In summary, the proposal would:
| >> | Require all states to have a statutory mechanism for victims of intentionally false allegations to pursue the tipsters with criminal charges.
|
| >> | Require all tipsters to reveal their identity and address to the social worker, who will keep this information confidential but warn them of consequences of giving intentionally false information. This will prevent the majority of bogus allegations that anonymous tipsters give who use the system to get back at people.
|
Under these requirements, Klicka pointed out, "social workers will have far fewer cases to investigate and the referrals will be far more accurate. This way they can give the requisite time and attention to real child abuse cases instead of being spread so thin pursuing anonymous tips that usually turn out to be unfounded. Eliminating investigation of anonymous tips will largely stop tipsters from using the system to harass people they do not like or are prejudiced against."
Klicka described several instances where innocent families were traumatized as a result of malicious, false anonymous tips. In one case, he quoted from a Wisconsin social worker's official report of the ridiculous "allegations" an anonymous tipster made against a local homeschooling family:
The caller was concerned because the children were all thin and thought that removal of food was possibly a form of discipline. The caller thought this discipline may have been a practice of the parents' religion which was thought to have been Born Again [sic]. The caller thought that these parents give a lot of money to the church and spend little money on groceries. The caller's last, somewhat passing concern, was that [the mother] homeschools her children.

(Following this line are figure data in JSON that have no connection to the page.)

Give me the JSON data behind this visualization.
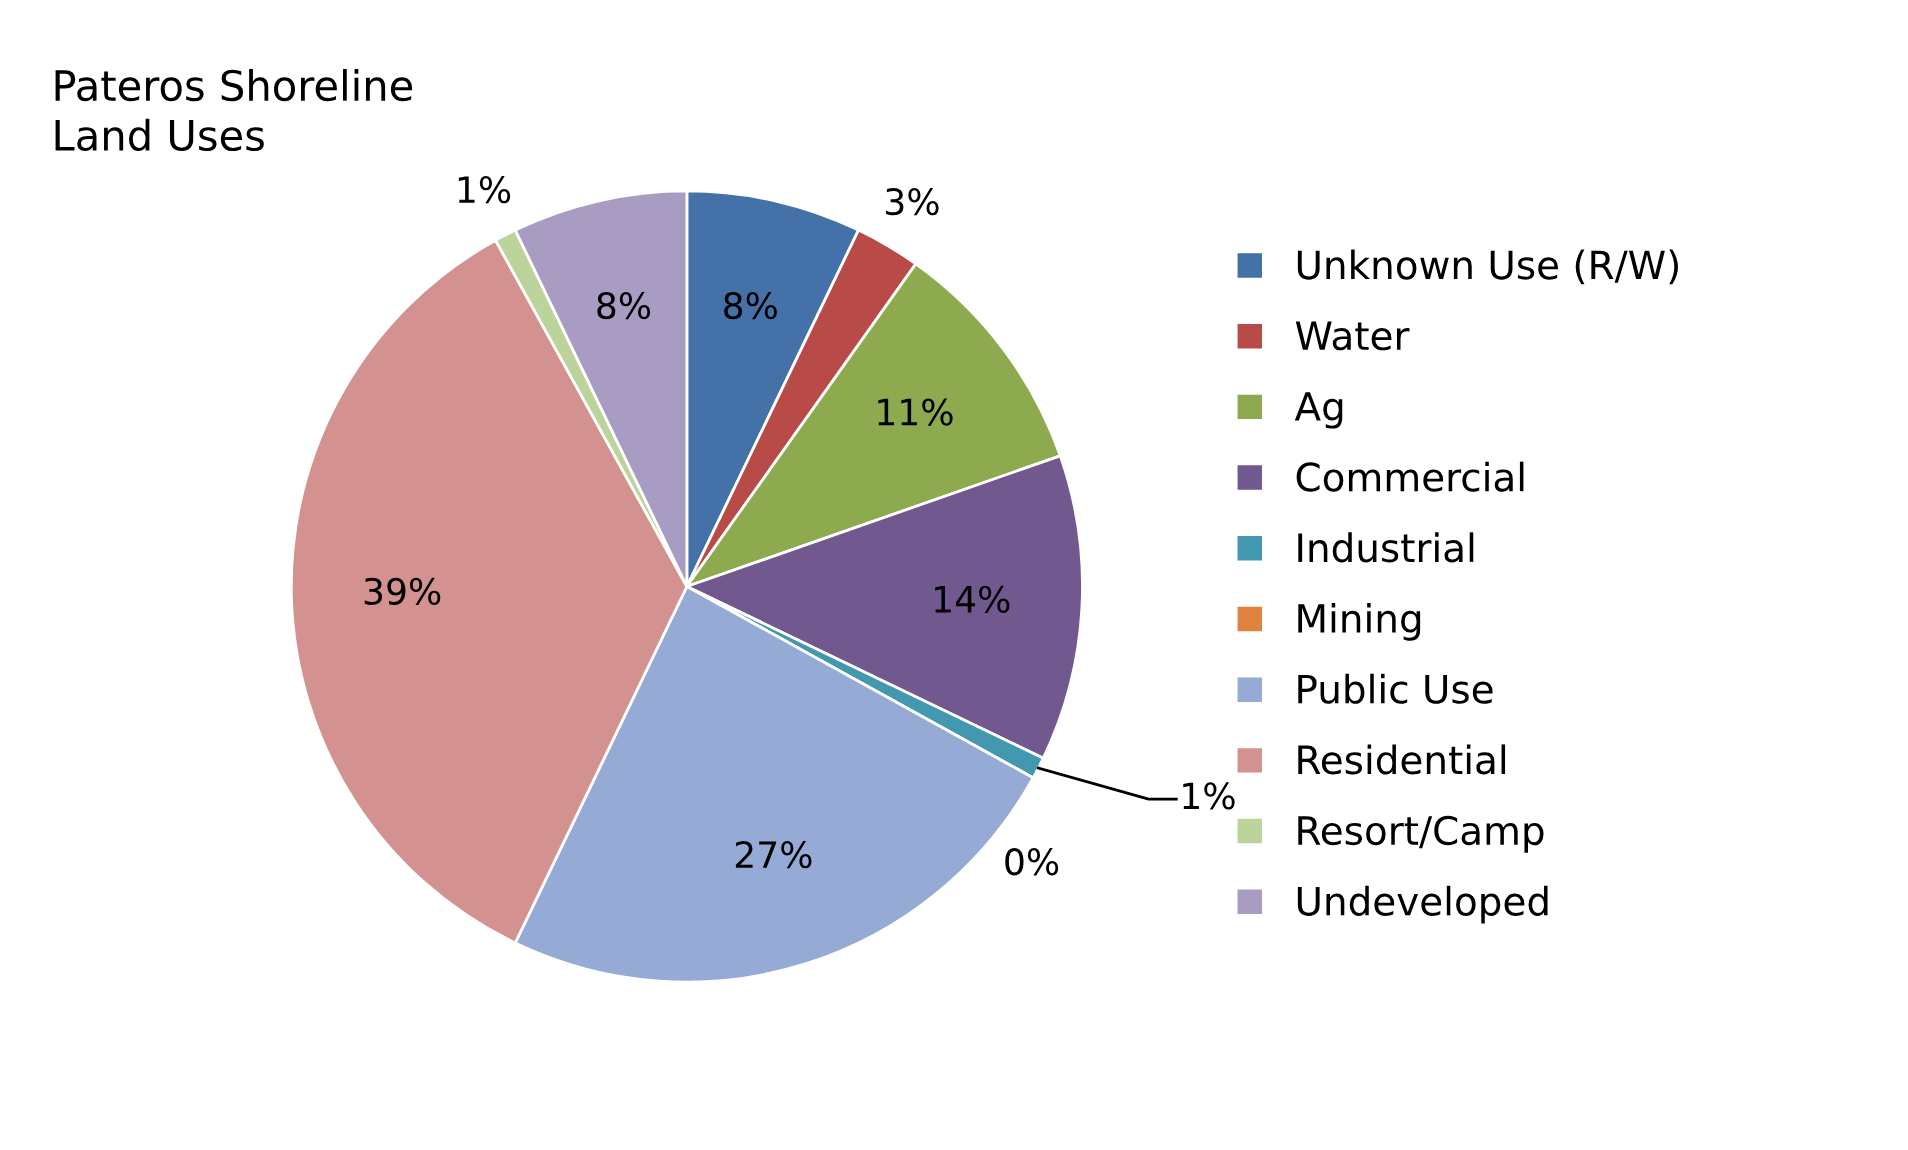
{
  "chart_data": {
    "type": "pie",
    "title": "Pateros Shoreline\nLand Uses",
    "categories": [
      "Unknown Use (R/W)",
      "Water",
      "Ag",
      "Commercial",
      "Industrial",
      "Mining",
      "Public Use",
      "Residential",
      "Resort/Camp",
      "Undeveloped"
    ],
    "values": [
      8,
      3,
      11,
      14,
      1,
      0,
      27,
      39,
      1,
      8
    ],
    "colors": [
      "#4472a8",
      "#b84a47",
      "#8eaa4f",
      "#71588f",
      "#4198af",
      "#e0833e",
      "#95abd5",
      "#d3928f",
      "#bcd39b",
      "#a99cc3"
    ],
    "value_labels": [
      "8%",
      "3%",
      "11%",
      "14%",
      "1%",
      "0%",
      "27%",
      "39%",
      "1%",
      "8%"
    ],
    "legend": "right"
  }
}
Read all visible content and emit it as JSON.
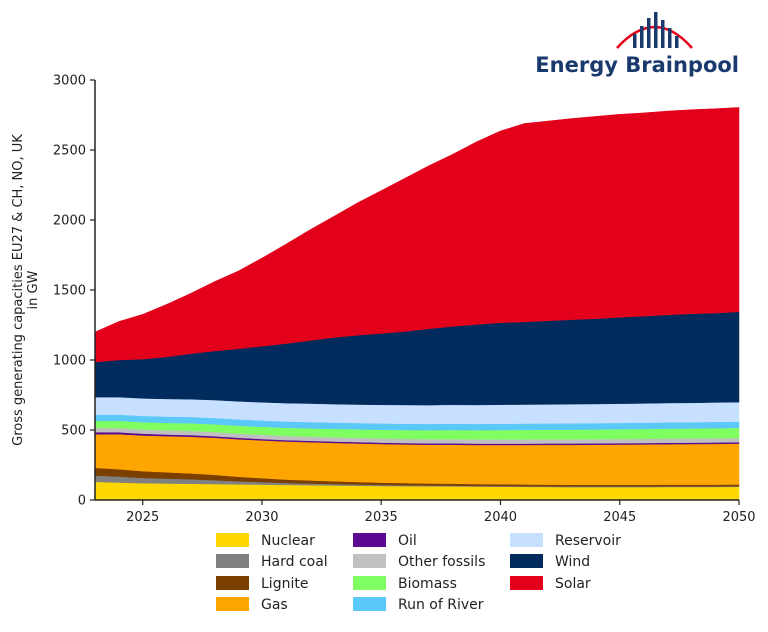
{
  "brand": {
    "name": "Energy Brainpool"
  },
  "chart_data": {
    "type": "area",
    "stacked": true,
    "ylabel": "Gross generating capacities EU27 & CH, NO, UK in GW",
    "ylabel_lines": [
      "Gross generating capacities EU27 & CH, NO, UK",
      "in GW"
    ],
    "xlabel": "",
    "xlim": [
      2023,
      2050
    ],
    "ylim": [
      0,
      3000
    ],
    "x_ticks": [
      2025,
      2030,
      2035,
      2040,
      2045,
      2050
    ],
    "y_ticks": [
      0,
      500,
      1000,
      1500,
      2000,
      2500,
      3000
    ],
    "x_tick_labels": [
      "2025",
      "2030",
      "2035",
      "2040",
      "2045",
      "2050"
    ],
    "y_tick_labels": [
      "0",
      "500",
      "1000",
      "1500",
      "2000",
      "2500",
      "3000"
    ],
    "legend_position": "bottom",
    "x": [
      2023,
      2024,
      2025,
      2026,
      2027,
      2028,
      2029,
      2030,
      2031,
      2032,
      2033,
      2034,
      2035,
      2036,
      2037,
      2038,
      2039,
      2040,
      2041,
      2042,
      2043,
      2044,
      2045,
      2046,
      2047,
      2048,
      2049,
      2050
    ],
    "series": [
      {
        "name": "Nuclear",
        "color": "#ffd700",
        "values": [
          130,
          125,
          120,
          118,
          116,
          114,
          112,
          110,
          108,
          106,
          104,
          102,
          100,
          99,
          98,
          97,
          96,
          95,
          94,
          93,
          92,
          92,
          92,
          92,
          93,
          93,
          93,
          94
        ]
      },
      {
        "name": "Hard coal",
        "color": "#808080",
        "values": [
          45,
          43,
          38,
          35,
          32,
          28,
          22,
          18,
          14,
          12,
          10,
          9,
          8,
          7,
          6,
          6,
          5,
          5,
          5,
          5,
          5,
          5,
          5,
          5,
          5,
          5,
          5,
          5
        ]
      },
      {
        "name": "Lignite",
        "color": "#7b3f00",
        "values": [
          55,
          52,
          48,
          45,
          42,
          38,
          32,
          28,
          24,
          22,
          20,
          18,
          16,
          15,
          14,
          14,
          13,
          13,
          12,
          12,
          12,
          12,
          12,
          12,
          12,
          12,
          12,
          12
        ]
      },
      {
        "name": "Gas",
        "color": "#ffa500",
        "values": [
          240,
          250,
          255,
          258,
          262,
          265,
          268,
          270,
          272,
          273,
          274,
          275,
          276,
          276,
          277,
          278,
          279,
          280,
          282,
          284,
          285,
          286,
          287,
          288,
          289,
          290,
          291,
          292
        ]
      },
      {
        "name": "Oil",
        "color": "#5b0a91",
        "values": [
          15,
          14,
          13,
          12,
          12,
          11,
          11,
          10,
          10,
          10,
          10,
          10,
          10,
          10,
          10,
          10,
          10,
          10,
          10,
          10,
          10,
          10,
          10,
          10,
          10,
          10,
          10,
          10
        ]
      },
      {
        "name": "Other fossils",
        "color": "#c0c0c0",
        "values": [
          30,
          30,
          30,
          30,
          30,
          30,
          30,
          30,
          30,
          30,
          30,
          30,
          30,
          30,
          30,
          30,
          30,
          30,
          30,
          30,
          30,
          30,
          30,
          30,
          30,
          30,
          30,
          30
        ]
      },
      {
        "name": "Biomass",
        "color": "#80ff60",
        "values": [
          50,
          51,
          52,
          53,
          54,
          55,
          56,
          57,
          58,
          59,
          60,
          61,
          62,
          63,
          64,
          65,
          66,
          67,
          68,
          68,
          69,
          69,
          70,
          70,
          71,
          71,
          72,
          72
        ]
      },
      {
        "name": "Run of River",
        "color": "#5bc8fa",
        "values": [
          45,
          45,
          45,
          45,
          45,
          45,
          45,
          45,
          45,
          45,
          45,
          45,
          45,
          45,
          45,
          45,
          45,
          45,
          45,
          45,
          45,
          45,
          45,
          45,
          45,
          45,
          45,
          45
        ]
      },
      {
        "name": "Reservoir",
        "color": "#c8e0ff",
        "values": [
          125,
          125,
          125,
          126,
          127,
          128,
          129,
          130,
          131,
          132,
          132,
          132,
          133,
          134,
          134,
          135,
          135,
          136,
          136,
          136,
          137,
          137,
          137,
          138,
          138,
          138,
          139,
          139
        ]
      },
      {
        "name": "Wind",
        "color": "#002b5c",
        "values": [
          250,
          265,
          280,
          300,
          325,
          350,
          375,
          400,
          425,
          450,
          475,
          495,
          510,
          525,
          545,
          560,
          575,
          585,
          590,
          597,
          603,
          609,
          617,
          623,
          629,
          636,
          638,
          645
        ]
      },
      {
        "name": "Solar",
        "color": "#e3001b",
        "values": [
          215,
          275,
          320,
          375,
          430,
          495,
          555,
          630,
          710,
          790,
          865,
          945,
          1020,
          1095,
          1165,
          1230,
          1305,
          1370,
          1417,
          1427,
          1437,
          1445,
          1450,
          1452,
          1456,
          1458,
          1460,
          1460
        ]
      }
    ]
  }
}
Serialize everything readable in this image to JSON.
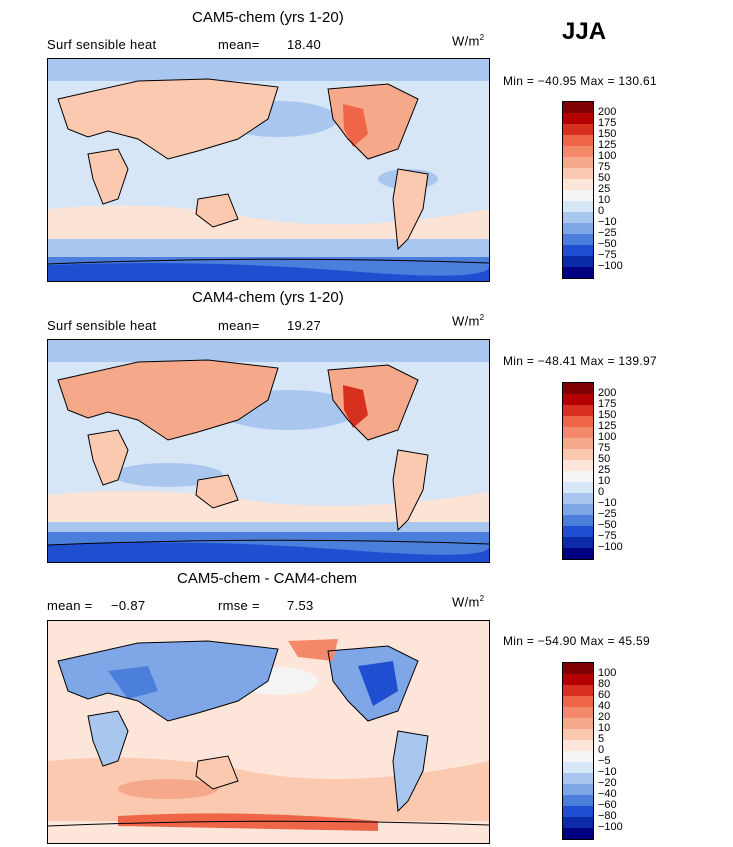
{
  "season": "JJA",
  "panels": [
    {
      "title": "CAM5-chem (yrs 1-20)",
      "left_label": "Surf sensible heat",
      "mean_label": "mean=",
      "mean_value": "18.40",
      "units_base": "W/m",
      "units_exp": "2",
      "min_max": "Min = −40.95  Max = 130.61",
      "colorbar": [
        "200",
        "175",
        "150",
        "125",
        "100",
        "75",
        "50",
        "25",
        "10",
        "0",
        "−10",
        "−25",
        "−50",
        "−75",
        "−100"
      ]
    },
    {
      "title": "CAM4-chem (yrs 1-20)",
      "left_label": "Surf sensible heat",
      "mean_label": "mean=",
      "mean_value": "19.27",
      "units_base": "W/m",
      "units_exp": "2",
      "min_max": "Min = −48.41  Max = 139.97",
      "colorbar": [
        "200",
        "175",
        "150",
        "125",
        "100",
        "75",
        "50",
        "25",
        "10",
        "0",
        "−10",
        "−25",
        "−50",
        "−75",
        "−100"
      ]
    },
    {
      "title": "CAM5-chem - CAM4-chem",
      "left_label": "mean =",
      "mean_value": "−0.87",
      "rmse_label": "rmse =",
      "rmse_value": "7.53",
      "units_base": "W/m",
      "units_exp": "2",
      "min_max": "Min = −54.90  Max =  45.59",
      "colorbar": [
        "100",
        "80",
        "60",
        "40",
        "20",
        "10",
        "5",
        "0",
        "−5",
        "−10",
        "−20",
        "−40",
        "−60",
        "−80",
        "−100"
      ]
    }
  ],
  "colors": {
    "scale": [
      "#7f0000",
      "#b30000",
      "#d7301f",
      "#ef6548",
      "#f4896a",
      "#f6a98a",
      "#fbc9b0",
      "#fde6d9",
      "#f4f4f4",
      "#d6e6f7",
      "#a9c6ef",
      "#7fa6e6",
      "#4c7fdc",
      "#1f4fd0",
      "#0a2aa8",
      "#000080"
    ]
  }
}
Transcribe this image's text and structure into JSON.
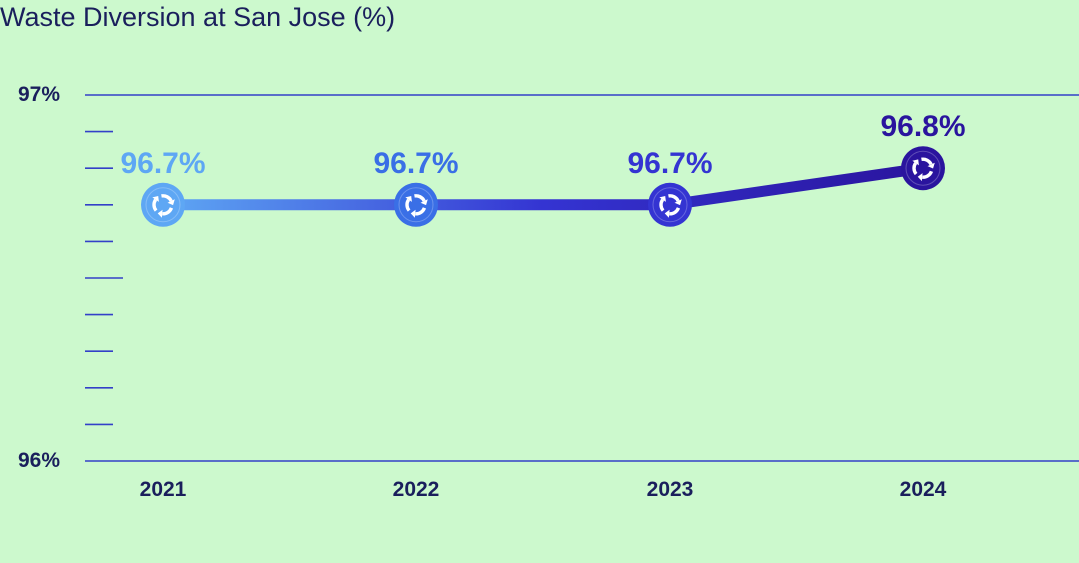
{
  "title": "Waste Diversion at San Jose (%)",
  "chart_data": {
    "type": "line",
    "title": "Waste Diversion at San Jose (%)",
    "xlabel": "",
    "ylabel": "",
    "categories": [
      "2021",
      "2022",
      "2023",
      "2024"
    ],
    "values": [
      96.7,
      96.7,
      96.7,
      96.8
    ],
    "data_labels": [
      "96.7%",
      "96.7%",
      "96.7%",
      "96.8%"
    ],
    "ylim": [
      96,
      97
    ],
    "y_tick_labels": [
      "96%",
      "97%"
    ],
    "minor_tick_count": 9,
    "point_icon": "recycle-icon",
    "colors": {
      "background": "#ccf9cd",
      "axis": "#3340c8",
      "text": "#1a1f5c",
      "point_colors": [
        "#5ea7f4",
        "#3a6fe6",
        "#3434d2",
        "#2a149e"
      ]
    }
  }
}
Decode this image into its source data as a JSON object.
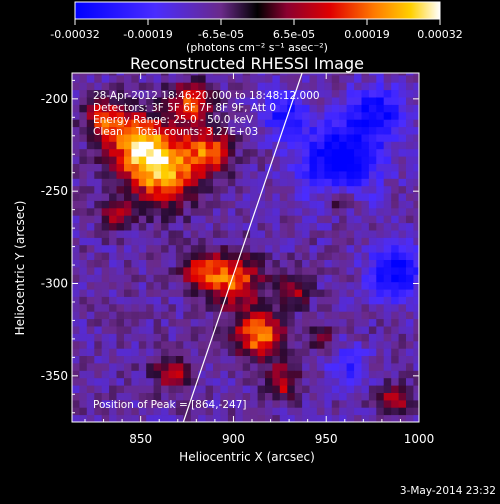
{
  "chart_data": {
    "type": "heatmap",
    "title": "Reconstructed RHESSI Image",
    "colorbar": {
      "ticks": [
        "-0.00032",
        "-0.00019",
        "-6.5e-05",
        "6.5e-05",
        "0.00019",
        "0.00032"
      ],
      "range": [
        -0.00032,
        0.00032
      ],
      "unit_label": "(photons cm⁻² s⁻¹ asec⁻²)"
    },
    "xlabel": "Heliocentric X (arcsec)",
    "ylabel": "Heliocentric Y (arcsec)",
    "xlim": [
      813,
      1000
    ],
    "ylim": [
      -375,
      -186
    ],
    "xticks": [
      850,
      900,
      950,
      1000
    ],
    "yticks": [
      -200,
      -250,
      -300,
      -350
    ],
    "limb_line": [
      [
        873,
        -375
      ],
      [
        937,
        -186
      ]
    ],
    "peak_position": [
      864,
      -247
    ],
    "annotations": [
      "28-Apr-2012 18:46:20.000 to 18:48:12.000",
      "Detectors: 3F 5F 6F 7F 8F 9F, Att 0",
      "Energy Range: 25.0 - 50.0 keV",
      "Clean    Total counts: 3.27E+03",
      "Position of Peak = [864,-247]"
    ],
    "timestamp": "3-May-2014 23:32"
  }
}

Although it is obvious from the report that the caller's concerns were primarily based on frivolous prejudices against the family's educational choice and religious persuasion, the social worker pursued the tip, demanding to enter the home and interrogate the children. The family was put through unnecessary trauma before the case was declared unfounded.
After the hearing, the subcommittee staff asked Klicka for more data on anonymous tips and expressed interest in his solution.